H. S. Teoh hsteoh at quickfur.ath.cx
Wed Jun 26 13:05:04 PDT 2013


On Wed, Jun 26, 2013 at 09:07:30PM +0200, Adam D. Ruppe wrote:
> On Wednesday, 26 June 2013 at 18:54:17 UTC, H. S. Teoh wrote:
> >>import std.stdio;
> >>void main() {
> >>    size_t x = 10;
> >>    writefln("%d", x, x);
> >>}
> >>
> >>In a modern statically typed language I'd like such code to give
> >>a compile-time error.
> >
> >This looks like a bug to me. Please file one. :)
> 
> Not necessarily, since you might want a format string to be a
> runtime variable, like when doing translations. I could live with
> there being another function that does runtime though.
[...]

Wait, I thought we were talking about *compile-time* warnings for
extraneous arguments to writefln.
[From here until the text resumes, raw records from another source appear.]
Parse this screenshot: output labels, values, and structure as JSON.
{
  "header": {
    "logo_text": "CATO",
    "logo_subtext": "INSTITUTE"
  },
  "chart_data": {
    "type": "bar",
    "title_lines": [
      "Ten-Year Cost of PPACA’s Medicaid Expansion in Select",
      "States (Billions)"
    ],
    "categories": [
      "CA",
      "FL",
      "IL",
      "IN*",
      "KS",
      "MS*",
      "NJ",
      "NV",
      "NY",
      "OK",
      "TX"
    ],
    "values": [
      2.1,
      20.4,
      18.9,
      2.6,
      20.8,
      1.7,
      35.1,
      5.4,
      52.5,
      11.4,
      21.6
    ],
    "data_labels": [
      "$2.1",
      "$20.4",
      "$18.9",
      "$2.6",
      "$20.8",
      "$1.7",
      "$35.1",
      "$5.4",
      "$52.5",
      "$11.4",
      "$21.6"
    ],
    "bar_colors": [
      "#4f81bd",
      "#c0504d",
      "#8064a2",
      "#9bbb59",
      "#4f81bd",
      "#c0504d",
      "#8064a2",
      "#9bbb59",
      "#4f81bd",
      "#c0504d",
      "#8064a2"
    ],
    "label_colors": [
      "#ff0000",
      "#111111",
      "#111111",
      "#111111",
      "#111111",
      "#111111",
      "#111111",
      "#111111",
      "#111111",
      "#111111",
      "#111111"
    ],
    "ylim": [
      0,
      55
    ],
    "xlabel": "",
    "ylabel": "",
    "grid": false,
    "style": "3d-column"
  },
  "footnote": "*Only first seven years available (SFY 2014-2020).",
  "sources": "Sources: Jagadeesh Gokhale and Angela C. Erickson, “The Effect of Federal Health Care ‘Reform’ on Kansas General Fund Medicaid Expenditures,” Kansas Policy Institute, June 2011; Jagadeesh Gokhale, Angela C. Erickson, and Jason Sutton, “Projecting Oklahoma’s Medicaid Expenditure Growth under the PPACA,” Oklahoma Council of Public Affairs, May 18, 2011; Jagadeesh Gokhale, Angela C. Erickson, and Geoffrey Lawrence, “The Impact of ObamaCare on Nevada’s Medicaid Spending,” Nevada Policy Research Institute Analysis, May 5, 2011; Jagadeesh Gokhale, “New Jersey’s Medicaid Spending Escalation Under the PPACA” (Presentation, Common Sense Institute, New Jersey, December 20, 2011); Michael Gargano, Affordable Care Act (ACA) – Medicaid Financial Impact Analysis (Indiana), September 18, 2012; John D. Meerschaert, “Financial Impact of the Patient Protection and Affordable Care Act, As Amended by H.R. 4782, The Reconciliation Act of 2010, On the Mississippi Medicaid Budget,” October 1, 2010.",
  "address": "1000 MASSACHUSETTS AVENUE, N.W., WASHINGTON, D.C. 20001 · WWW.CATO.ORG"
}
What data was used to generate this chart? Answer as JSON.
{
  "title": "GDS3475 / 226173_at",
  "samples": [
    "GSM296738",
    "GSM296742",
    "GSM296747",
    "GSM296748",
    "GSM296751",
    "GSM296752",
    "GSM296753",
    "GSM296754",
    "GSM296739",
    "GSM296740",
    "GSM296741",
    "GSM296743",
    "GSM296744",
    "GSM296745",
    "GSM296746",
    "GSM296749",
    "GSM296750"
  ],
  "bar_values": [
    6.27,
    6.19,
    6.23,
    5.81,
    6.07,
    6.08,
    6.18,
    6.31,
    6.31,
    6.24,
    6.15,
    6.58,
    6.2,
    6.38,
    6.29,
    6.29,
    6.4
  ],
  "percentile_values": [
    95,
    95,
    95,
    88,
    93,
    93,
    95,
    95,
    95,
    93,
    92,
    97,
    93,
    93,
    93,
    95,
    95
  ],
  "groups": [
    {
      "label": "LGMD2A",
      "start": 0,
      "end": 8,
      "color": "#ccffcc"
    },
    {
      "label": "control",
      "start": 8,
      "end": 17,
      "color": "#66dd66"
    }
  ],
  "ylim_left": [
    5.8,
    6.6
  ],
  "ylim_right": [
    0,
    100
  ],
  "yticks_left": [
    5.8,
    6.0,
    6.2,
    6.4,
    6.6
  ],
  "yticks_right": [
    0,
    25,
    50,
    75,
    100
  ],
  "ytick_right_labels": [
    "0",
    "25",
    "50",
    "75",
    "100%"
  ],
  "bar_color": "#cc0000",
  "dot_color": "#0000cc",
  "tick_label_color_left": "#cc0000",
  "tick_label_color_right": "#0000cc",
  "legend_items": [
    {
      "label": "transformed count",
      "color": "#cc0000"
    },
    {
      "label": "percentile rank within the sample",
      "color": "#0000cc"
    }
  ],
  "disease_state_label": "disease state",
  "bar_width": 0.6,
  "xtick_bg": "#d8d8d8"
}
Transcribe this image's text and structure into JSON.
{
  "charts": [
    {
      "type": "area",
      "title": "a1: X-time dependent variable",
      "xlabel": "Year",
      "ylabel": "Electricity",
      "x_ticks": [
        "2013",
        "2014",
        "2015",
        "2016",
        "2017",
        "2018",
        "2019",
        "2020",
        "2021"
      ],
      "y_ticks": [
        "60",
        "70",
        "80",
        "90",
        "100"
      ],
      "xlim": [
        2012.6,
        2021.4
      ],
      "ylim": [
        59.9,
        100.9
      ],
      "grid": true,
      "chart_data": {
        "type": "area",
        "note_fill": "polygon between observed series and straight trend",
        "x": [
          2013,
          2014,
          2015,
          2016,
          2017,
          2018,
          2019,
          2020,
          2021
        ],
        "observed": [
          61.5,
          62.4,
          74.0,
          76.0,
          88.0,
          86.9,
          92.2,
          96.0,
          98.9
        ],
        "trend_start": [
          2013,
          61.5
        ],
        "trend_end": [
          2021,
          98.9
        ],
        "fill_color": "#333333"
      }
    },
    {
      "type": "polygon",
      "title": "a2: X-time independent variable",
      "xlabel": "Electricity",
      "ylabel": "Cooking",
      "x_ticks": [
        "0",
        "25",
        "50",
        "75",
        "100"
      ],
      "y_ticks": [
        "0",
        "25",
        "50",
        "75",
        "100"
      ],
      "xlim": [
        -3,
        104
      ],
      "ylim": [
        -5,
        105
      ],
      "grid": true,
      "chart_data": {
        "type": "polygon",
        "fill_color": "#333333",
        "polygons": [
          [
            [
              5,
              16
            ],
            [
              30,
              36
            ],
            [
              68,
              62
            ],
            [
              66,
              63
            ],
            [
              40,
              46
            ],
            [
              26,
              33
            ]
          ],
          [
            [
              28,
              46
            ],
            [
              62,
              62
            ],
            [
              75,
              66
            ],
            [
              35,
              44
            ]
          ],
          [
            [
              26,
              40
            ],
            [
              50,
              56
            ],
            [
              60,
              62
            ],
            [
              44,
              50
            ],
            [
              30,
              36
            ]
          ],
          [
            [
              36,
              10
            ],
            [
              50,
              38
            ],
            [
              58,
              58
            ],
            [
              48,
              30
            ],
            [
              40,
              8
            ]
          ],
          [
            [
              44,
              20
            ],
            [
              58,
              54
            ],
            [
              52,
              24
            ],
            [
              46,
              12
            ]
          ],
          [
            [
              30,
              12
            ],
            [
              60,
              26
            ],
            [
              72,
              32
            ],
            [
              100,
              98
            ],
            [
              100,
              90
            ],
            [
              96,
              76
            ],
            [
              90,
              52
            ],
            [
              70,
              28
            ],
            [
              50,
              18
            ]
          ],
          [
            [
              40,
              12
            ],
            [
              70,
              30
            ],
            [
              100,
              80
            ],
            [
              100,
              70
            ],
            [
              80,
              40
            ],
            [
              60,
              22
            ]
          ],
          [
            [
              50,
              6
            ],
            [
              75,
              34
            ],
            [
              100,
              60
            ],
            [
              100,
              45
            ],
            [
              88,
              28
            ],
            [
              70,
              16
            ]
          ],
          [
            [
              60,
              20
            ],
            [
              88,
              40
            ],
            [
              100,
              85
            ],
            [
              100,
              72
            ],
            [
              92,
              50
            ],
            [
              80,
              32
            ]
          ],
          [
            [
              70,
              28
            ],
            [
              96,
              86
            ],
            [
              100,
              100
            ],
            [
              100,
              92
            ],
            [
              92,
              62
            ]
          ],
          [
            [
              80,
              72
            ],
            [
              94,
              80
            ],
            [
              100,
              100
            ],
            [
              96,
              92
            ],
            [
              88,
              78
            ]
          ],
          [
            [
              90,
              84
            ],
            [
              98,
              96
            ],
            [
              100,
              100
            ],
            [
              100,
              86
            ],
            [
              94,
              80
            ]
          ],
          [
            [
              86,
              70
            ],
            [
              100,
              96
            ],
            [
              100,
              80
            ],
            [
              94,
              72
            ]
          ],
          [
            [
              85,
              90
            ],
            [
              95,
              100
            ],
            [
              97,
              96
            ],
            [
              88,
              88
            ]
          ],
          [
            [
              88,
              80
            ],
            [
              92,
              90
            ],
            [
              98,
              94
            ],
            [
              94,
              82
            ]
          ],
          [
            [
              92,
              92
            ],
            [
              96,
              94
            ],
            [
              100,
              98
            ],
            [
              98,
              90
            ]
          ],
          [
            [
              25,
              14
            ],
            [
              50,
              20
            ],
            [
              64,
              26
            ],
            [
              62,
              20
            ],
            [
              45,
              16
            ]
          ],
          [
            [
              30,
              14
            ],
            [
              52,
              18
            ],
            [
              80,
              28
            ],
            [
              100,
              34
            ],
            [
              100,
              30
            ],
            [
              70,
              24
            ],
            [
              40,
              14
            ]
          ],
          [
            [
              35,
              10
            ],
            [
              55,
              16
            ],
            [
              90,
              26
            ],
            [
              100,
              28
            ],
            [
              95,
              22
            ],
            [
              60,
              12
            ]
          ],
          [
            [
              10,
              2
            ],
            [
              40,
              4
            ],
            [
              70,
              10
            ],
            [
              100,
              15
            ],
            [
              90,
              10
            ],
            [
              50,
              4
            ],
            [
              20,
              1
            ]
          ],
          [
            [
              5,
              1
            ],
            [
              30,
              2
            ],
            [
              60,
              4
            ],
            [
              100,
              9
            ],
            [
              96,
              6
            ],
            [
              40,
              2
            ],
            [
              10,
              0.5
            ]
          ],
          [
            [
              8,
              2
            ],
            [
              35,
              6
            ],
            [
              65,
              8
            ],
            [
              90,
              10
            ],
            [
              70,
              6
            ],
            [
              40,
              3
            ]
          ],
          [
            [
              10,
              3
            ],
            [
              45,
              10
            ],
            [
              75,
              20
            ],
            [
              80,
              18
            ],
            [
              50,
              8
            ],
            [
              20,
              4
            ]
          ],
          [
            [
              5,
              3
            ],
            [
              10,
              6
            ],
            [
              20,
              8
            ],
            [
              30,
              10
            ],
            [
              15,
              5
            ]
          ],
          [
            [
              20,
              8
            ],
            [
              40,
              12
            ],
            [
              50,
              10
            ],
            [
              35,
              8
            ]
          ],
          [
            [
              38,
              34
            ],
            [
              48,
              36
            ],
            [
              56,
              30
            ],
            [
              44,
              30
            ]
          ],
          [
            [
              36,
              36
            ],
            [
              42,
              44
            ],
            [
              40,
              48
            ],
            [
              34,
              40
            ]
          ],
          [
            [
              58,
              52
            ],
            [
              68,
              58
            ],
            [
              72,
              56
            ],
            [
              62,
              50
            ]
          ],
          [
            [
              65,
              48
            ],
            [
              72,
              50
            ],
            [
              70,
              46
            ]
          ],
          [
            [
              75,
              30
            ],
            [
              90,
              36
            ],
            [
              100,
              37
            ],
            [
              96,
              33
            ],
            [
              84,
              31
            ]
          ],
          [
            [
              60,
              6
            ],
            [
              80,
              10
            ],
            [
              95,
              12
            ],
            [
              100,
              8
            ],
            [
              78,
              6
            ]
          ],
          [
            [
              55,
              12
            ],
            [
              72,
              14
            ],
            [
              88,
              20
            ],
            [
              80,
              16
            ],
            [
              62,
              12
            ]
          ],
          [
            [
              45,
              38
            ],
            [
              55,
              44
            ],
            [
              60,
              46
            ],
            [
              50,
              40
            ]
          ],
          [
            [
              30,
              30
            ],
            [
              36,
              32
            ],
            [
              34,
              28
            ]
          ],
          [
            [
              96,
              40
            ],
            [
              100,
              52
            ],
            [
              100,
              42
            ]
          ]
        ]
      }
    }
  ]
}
If the format string is not known at
compile-time, then there's nothing to be done, and as you said, it's
arguably better to allow more arguments than format specifiers if you're
doing i18n.

But if the format string is known at compile-time, and there are
extraneous arguments, then it should be a warning / error.


T

-- 
People tell me that I'm skeptical, but I don't believe it.